Dice Washington Benavides que a los 14 años Zitarrosa ya era un chiquillo con voz de otro, y que ya uno que otro paisano le ponía atención por curiosidad o necesidad. Ni argentino, ni paraguayo, ni austral: Oriental por convicción y por razón de su destino. De Iribarne y Durán es poco lo que se sabe, y son aún menos los acuerdos biográficos; pero de Zitarrosa sabemos que como Lenin y Marx antes que él, la corbata y el traje no se los quitó más.
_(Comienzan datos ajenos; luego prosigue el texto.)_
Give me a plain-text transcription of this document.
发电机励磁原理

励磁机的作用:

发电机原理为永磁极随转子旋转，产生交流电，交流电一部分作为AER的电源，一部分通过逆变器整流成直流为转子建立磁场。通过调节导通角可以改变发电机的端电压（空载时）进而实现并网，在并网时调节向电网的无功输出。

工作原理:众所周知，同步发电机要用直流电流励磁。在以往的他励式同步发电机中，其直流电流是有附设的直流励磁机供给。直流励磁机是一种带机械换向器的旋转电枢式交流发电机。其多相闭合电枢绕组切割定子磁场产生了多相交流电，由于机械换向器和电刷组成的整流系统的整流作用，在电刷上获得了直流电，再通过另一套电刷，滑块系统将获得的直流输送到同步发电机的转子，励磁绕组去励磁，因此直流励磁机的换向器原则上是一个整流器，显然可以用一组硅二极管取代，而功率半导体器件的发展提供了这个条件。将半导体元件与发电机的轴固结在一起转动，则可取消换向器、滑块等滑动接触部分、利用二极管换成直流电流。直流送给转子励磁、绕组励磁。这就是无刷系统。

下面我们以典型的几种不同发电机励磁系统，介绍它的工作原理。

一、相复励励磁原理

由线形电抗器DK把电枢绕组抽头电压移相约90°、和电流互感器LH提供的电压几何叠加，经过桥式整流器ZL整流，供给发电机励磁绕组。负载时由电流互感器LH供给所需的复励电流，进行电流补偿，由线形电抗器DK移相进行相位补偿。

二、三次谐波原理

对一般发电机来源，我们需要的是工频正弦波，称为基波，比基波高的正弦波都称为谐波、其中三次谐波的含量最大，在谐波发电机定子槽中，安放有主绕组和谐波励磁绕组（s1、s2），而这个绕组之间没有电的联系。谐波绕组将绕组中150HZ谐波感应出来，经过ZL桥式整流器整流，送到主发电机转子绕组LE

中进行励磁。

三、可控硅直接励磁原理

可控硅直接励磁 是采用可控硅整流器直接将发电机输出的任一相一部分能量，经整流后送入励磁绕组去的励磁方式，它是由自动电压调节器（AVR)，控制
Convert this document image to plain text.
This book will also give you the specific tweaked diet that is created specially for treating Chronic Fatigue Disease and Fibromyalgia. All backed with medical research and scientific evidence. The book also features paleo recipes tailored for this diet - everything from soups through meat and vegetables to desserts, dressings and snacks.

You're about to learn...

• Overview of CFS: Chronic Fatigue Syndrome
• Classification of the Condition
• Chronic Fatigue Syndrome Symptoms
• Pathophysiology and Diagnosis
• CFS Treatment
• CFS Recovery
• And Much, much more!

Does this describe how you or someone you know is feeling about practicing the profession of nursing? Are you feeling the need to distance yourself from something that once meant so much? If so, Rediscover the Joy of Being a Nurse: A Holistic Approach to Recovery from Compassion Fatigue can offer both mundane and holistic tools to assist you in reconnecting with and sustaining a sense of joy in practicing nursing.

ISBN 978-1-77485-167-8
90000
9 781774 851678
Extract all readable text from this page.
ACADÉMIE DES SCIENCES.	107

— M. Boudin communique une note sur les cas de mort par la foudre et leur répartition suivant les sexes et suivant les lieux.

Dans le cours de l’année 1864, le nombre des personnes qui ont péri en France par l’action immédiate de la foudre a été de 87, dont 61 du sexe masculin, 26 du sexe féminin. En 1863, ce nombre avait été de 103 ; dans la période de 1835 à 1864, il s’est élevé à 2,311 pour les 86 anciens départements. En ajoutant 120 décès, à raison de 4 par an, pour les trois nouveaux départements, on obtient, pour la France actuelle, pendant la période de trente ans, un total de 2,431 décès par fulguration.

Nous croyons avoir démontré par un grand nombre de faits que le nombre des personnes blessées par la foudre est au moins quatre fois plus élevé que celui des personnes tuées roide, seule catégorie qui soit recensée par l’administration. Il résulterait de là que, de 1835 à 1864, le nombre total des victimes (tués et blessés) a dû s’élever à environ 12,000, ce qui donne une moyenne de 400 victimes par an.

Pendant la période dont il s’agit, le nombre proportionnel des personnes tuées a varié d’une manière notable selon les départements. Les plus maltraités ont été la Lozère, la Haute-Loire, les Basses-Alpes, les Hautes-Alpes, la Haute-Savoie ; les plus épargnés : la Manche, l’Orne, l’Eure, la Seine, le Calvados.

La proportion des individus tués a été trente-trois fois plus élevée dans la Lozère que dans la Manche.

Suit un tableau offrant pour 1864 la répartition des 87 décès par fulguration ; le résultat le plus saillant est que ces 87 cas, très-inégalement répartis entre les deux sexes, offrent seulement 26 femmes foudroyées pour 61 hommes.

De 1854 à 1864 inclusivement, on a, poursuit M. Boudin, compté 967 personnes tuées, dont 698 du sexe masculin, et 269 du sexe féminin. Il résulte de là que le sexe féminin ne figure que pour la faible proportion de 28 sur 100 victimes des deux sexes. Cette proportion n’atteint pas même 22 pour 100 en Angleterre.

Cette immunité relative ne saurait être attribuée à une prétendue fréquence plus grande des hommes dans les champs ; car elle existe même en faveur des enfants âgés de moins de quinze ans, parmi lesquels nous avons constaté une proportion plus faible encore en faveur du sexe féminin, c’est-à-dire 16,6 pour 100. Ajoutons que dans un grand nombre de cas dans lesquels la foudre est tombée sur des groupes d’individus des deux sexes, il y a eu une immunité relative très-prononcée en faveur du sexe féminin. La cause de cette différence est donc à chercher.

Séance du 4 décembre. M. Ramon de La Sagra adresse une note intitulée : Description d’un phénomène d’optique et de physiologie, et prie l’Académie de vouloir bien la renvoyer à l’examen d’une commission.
Y claro, fue a propósito del Moro de Tréveris que Zitarrosa preguntó una vez: “¿tiene que ser marxista un líder revolucionario?”.
No, Alfredo, “hay que pensar como seres humanos. Yo he conocido infinidad de jóvenes a lo largo de mi vida y creo fundamentalmente en la juventud. En cambio no he encontrado gente más ignorante del folklore que los marxistas. Lo escuchan a uno como haciéndole una concesión; falta toda la pulpa, en la mayoría de los casos”. (Aunque no en todos, habría que insistir). ¿Y qué es eso, el folklore? Alfredo, “cantar folklore es ahondar el paisaje. Hacer folklore. Hay un aire; un aire de Italia, un aire ruso, un aire argentino, venezolano, yanqui. Algunos dicen oui, otros da, otros ja: nosotros decimos «Aja»… Hay que profundizar nuestro «Aja»”. ¿Habrá intuido aquella vez Atahualpa Yupanqui quién sería luego Alfredo Zitarrosa?
Eran aún años de periodismo, de aprendizaje, también años de bohemia donde “Pugliese y Juan Sebastián Bach tienen las mismas prerrogativas”. Ese tiempo, tiempo que es tiempo aquí y allá y en todas partes, en francés, en italiano y en español donde “tal vez si uno llega sintiéndose solo, al verse testigo, entre guitarras y botellas, entre canciones, abandones los duros razonamientos y se alegre de que lo hayan recibido, cerrando la puerta detrás suyo”. Son los años de las mesas de los bares: de mesas, no de barras, siempre acompañado.
Las milongas, los candombes, las chamarritas. El siglo, el continente en un pañuelo, de despedidas forzadas, de regresos festivos.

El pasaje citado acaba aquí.